The council’s Public Health annual report for 2020-21 revealed 35.8 per cent of local residents were inactive and did less than 30 minutes physical activity per week. It also stated 67.4 per cent of adults over 18 were classified as overweight or obese.
Although the statistics were greatly impacted by Covid-19 and lockdown restrictions – making it difficult or impossible for a lot of people to exercise – health chiefs say more still needs to be done to get people moving.
An update on the issue is due to be presented to the council’s health and wellbeing together forum next week, when the formation of a new physical inactivity steering group is set to be approved.
In a report to members, health improvement officer Hettie Pigott said: “Wolverhampton has high levels of physical inactivity across all life stages.
“Not only are there inequalities in those who are more likely to be inactive – women and girls, those from low socio-economic groups, people living with a disability or long-term health condition, older adults and people from Black, Asian and other minority ethnic backgrounds – those who are inactive have an increased risk of a range of non-communicable diseases.
“Physical inactivity is defined as adults undertaking less than 30 minutes of moderately intense physical activity a week and children and young people on average undertaking less than 30 minutes a day.
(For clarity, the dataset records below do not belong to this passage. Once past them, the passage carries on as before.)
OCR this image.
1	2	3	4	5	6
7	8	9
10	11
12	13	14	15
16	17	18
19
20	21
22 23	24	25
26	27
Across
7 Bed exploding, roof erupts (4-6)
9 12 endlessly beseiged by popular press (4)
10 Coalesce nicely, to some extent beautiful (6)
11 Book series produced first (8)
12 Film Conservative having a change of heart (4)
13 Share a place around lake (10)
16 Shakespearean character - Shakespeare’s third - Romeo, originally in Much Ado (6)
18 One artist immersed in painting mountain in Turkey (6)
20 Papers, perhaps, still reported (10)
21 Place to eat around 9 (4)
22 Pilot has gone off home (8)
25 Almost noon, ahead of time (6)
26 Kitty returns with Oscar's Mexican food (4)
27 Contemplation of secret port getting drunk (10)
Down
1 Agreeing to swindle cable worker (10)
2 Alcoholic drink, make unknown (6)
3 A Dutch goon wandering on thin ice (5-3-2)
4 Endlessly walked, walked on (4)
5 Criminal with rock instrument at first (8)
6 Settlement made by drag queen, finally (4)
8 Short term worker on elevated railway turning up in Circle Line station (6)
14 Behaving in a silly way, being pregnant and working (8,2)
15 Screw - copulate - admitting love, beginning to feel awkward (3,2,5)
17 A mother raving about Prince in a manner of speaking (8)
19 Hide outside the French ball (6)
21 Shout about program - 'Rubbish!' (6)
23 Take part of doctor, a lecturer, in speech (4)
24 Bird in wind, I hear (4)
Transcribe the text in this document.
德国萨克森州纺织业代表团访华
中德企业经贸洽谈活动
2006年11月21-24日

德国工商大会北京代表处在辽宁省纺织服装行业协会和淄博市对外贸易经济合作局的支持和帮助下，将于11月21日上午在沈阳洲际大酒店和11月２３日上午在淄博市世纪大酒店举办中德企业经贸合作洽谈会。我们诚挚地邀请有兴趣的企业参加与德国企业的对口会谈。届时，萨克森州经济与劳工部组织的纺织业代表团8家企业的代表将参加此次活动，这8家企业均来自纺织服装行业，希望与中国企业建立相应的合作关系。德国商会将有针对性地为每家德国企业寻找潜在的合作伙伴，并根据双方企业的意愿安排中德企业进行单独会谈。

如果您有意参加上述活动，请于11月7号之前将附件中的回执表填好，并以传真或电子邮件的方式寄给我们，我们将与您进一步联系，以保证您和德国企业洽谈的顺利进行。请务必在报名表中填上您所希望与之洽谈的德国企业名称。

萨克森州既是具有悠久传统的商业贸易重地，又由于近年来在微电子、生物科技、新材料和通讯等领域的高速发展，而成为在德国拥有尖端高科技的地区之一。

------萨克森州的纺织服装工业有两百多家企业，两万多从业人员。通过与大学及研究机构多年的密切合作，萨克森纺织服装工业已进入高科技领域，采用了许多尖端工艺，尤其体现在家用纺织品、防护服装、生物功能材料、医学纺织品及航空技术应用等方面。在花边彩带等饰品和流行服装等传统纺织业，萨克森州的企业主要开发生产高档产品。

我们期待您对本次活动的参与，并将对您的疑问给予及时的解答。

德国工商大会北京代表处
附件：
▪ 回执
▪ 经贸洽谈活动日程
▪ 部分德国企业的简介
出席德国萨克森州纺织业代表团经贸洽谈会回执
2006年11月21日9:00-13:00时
“While increasing the activity levels of all adults who are not meeting the
recommendations is important, targeting those adults who are significantly inactive will produce the greatest reduction in chronic disease.”
Membership of the steering group will consist of representatives from the council, Active Black Country (chair), Black Country and West Midlands clinical commissioning groups (CCGs), Primary Care, the Royal Wolverhampton NHS Trust, Wolverhampton Health Watch, Wolverhampton Voluntary Sector Council, Wolverhampton Homes, Social Prescribing and the Children and Families Together Board.
Physical inactivity costs the UK £7.4 billion a year and directly contributes to one in six deaths – making it the fourth largest cause of disease and disability in Britain.
“If physical inactivity trends carry on at their current rate, the increased cost of health and social care will destabilise public services and will have a negative
impact on the quality of life of individuals and communities,” said Ms Piggot.
“Being physically inactive increases the likelihood of depression, some
cancers, diabetes and dementia. Reducing physical inactivity could prevent up to 40 per cent of long-term health conditions.”
A meeting of the council’s Hybrid, Health and Wellbeing Together forum will discuss the report next Wednesday.